1. A heatshielded article, comprising:
a support (8);
at least one heatshield (20) secured adjacent to the support (18);
the heatshield (20) having a shield portion (28) spaced from the support (18), the
shield portion including a hot side (30) and an uncoated cold side (32); and
a projection (34) projecting from the cold side (32), the projection (34) having an
origin (36) at the shield portion (28) and a terminus (38) remote from the shield
portion, the terminus including a coating (64) along at least a portion of its length.
2. The article of claim 1 wherein impingement holes (58) penetrate the support (18) and
film holes (60) penetrate the heatshield (20).

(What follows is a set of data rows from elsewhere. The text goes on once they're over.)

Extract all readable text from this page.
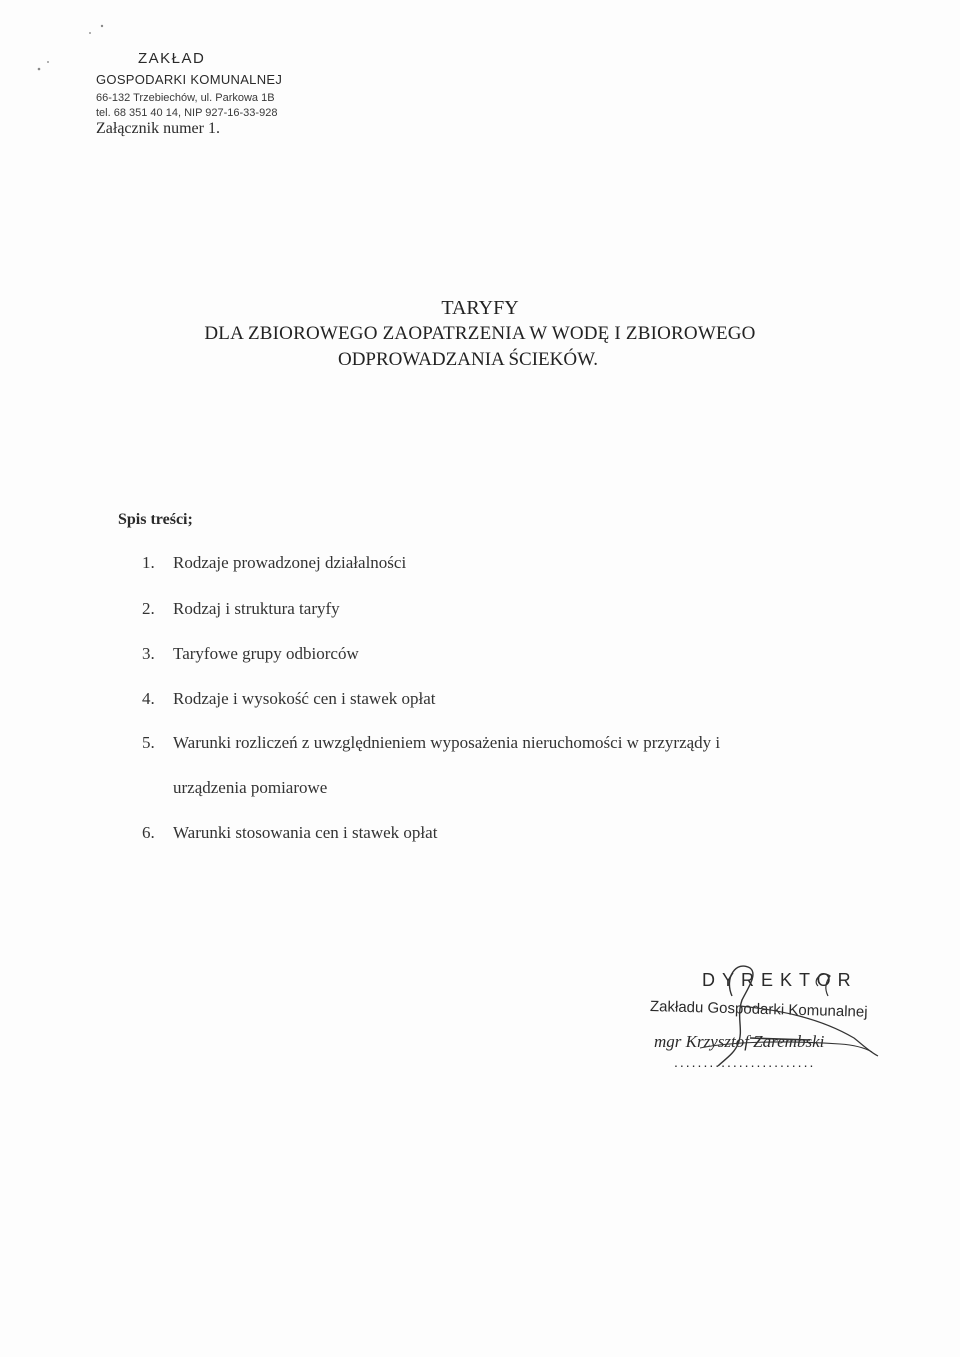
ZAKŁAD
GOSPODARKI KOMUNALNEJ
66-132 Trzebiechów, ul. Parkowa 1B
tel. 68 351 40 14, NIP 927-16-33-928
Załącznik numer 1.
TARYFY
DLA ZBIOROWEGO ZAOPATRZENIA W WODĘ I ZBIOROWEGO
ODPROWADZANIA ŚCIEKÓW.
Spis treści;
1. Rodzaje prowadzonej działalności
2. Rodzaj i struktura taryfy
3. Taryfowe grupy odbiorców
4. Rodzaje i wysokość cen i stawek opłat
5. Warunki rozliczeń z uwzględnieniem wyposażenia nieruchomości w przyrządy i
urządzenia pomiarowe
6. Warunki stosowania cen i stawek opłat
DYREKTOR
Zakładu Gospodarki Komunalnej
mgr Krzysztof Zarembski
........................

3. The article of claim 1 or 2 wherein the coating (64) is selected from the group consisting
of thermal barrier coatings, environmental barrier coatings and oxidation resistant
coatings.
4. The article of any preceding claim wherein the coated terminus (38) contacts the support
(18).
5. The article of any of claims 1 to 3 wherein the terminus (38) has a length extending
substantially parallel to the support (18), the terminus (38) being spaced from the
support (18) over at least part of the length.
6. The article of any preceding claim wherein the projection is at least one of a boundary
wall (34), a rib (48), a collar (46), a radiator fin (50), a standoff (50), and a
rim (52).
7. The article of any preceding claim wherein the support (18) and the heatshield (20)
are a support shell and a heatshield panel respectively for a gas turbine engine combustor.
8. A heatshield (20) having a shield portion (28) with a hot side (30) and an uncoated
cold side (32), a projection (34) projecting from an origin (36) at the cold side
(32) to a terminus (38) remote from the cold side (32), the terminus (38) including
a coating (64) along at least a portion of its length.